Why neonatal health?
Every year, more than 26,000 children in Mexico die before their first birthday – half of these deaths occur before completing their first month of life, and most of these deaths occur due to preventable causes such as infections or respiratory disorders.
This public health challenge is more prevalent in vulnerable zones of the country, such as Ocosingo Chiapas, a highly marginalized municipality with medical centers where the infant mortality rate is considerably higher than the national average.
How are we helping?
The AXA Mexico Foundation, in collaboration with allies such as the National Perinatology Institute, the Mexican Red Cross and Philips, has developed the Hacer para Nacer project, a comprehensive initiative to reduce infant mortality through four components:
1. Donation of biomedical equipment for neonatal care.

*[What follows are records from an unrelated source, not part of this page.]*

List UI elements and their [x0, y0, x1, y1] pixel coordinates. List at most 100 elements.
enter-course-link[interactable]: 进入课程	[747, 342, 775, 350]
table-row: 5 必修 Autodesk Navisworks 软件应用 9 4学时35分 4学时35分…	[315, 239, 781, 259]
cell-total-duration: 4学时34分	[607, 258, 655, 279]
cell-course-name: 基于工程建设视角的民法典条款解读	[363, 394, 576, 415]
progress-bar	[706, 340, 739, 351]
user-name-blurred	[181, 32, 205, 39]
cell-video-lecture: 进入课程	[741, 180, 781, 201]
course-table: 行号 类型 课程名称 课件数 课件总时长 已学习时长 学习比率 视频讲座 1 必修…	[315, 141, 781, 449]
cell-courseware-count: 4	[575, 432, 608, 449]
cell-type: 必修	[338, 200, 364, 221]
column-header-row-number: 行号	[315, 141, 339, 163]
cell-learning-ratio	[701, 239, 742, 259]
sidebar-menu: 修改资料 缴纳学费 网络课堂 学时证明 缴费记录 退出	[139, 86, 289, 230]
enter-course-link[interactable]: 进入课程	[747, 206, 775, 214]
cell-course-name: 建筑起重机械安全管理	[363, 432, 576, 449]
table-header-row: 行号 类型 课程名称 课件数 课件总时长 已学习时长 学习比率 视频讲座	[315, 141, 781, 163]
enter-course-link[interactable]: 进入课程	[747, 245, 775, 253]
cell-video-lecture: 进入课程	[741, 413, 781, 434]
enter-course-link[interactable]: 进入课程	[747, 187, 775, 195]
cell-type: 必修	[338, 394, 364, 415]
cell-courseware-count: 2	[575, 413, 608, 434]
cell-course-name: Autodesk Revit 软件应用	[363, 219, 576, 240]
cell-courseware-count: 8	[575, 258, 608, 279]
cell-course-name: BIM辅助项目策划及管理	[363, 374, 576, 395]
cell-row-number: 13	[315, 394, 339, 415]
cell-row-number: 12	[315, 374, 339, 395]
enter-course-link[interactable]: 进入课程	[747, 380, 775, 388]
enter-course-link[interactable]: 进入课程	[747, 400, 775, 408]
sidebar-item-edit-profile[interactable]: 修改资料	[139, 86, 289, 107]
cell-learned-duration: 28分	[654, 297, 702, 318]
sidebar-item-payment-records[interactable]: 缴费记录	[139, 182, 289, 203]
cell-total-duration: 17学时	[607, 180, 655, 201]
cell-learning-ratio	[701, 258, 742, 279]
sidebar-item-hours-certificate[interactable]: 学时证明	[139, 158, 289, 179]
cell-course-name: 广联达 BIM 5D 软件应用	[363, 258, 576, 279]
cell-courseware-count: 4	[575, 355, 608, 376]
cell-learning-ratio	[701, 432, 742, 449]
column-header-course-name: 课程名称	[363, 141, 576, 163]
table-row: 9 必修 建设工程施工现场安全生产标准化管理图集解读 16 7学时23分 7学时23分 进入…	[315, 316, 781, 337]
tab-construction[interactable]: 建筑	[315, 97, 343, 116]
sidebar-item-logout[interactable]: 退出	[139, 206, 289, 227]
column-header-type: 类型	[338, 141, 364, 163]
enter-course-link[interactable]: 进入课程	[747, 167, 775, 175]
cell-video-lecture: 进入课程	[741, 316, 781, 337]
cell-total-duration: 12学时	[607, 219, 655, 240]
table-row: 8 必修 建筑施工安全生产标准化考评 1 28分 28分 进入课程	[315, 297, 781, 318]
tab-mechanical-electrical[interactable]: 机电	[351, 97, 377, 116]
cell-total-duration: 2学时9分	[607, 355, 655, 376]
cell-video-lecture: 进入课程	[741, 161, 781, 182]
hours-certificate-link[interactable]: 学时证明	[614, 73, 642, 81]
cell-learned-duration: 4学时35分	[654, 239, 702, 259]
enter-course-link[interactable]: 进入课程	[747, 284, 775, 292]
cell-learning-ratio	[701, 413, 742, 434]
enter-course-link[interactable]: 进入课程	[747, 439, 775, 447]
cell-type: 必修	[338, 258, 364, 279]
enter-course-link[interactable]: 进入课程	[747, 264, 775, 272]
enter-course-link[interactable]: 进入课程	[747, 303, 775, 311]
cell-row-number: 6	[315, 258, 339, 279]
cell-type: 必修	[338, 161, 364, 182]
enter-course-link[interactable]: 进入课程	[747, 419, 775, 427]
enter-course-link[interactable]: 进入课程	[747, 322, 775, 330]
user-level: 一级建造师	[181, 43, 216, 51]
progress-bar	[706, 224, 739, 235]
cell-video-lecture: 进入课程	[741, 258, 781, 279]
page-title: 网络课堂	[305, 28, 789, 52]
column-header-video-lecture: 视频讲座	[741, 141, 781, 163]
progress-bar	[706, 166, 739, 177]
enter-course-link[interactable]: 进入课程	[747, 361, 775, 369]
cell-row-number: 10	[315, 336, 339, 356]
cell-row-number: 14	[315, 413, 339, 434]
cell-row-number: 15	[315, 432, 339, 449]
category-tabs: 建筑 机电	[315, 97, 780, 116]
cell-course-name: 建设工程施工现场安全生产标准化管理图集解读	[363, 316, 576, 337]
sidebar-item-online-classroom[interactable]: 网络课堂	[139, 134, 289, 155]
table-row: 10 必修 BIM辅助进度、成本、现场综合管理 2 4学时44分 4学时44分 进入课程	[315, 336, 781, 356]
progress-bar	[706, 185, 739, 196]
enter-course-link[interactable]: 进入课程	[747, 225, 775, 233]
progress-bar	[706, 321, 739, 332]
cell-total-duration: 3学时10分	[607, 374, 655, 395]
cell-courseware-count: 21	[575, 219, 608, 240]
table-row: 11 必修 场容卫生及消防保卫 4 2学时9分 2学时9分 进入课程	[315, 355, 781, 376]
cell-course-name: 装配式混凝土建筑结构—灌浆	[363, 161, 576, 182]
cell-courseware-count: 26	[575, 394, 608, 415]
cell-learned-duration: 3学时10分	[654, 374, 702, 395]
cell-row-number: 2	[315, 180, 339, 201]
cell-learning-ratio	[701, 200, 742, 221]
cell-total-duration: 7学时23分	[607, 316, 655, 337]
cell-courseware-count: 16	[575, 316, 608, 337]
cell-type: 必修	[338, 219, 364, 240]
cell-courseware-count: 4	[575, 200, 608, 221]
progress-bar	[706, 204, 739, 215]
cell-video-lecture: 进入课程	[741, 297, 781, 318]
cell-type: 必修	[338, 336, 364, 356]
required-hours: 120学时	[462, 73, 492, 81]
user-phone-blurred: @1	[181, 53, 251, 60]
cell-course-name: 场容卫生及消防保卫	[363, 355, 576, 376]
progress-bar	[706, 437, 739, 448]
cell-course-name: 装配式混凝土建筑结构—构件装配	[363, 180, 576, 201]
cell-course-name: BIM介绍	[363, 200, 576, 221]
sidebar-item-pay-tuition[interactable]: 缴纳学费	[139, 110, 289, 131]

Based on a thorough analysis of the critical equipment necessary for the life of newborns and their mothers, AXA Mexico Foundation donated specialized biomedical equipment designed to tend to and care for newborns.
2. Training of healthcare professionals.
We provide two types of training for doctors, midwives and nurses: first, how to effectively respond to obstetric emergencies in contexts of scarce resources and long distance, and second, how to prevent and treat the main causes of mortality in newborns.
3. Scholarship to additional medical personnel for purposes of knowledge transferring.
We support three nursing students in providing high impact social service during a year, applying their knowledge in a context of strong demands and scarce resources. These students contributed to train personnel and assist in the procedures of the Neonatal Intensive Care Unit (UCIN, in Spanish).
4. Risk prevention and mitigation actions.
The Ocosingo hospital is located in an area prone to natural disasters. To guarantee the continuity of hospital care, structural evaluations of the hospitalization, contingency and evacuation plans were implemented. Protocols will be based on the Sendai Framework of the United Nations.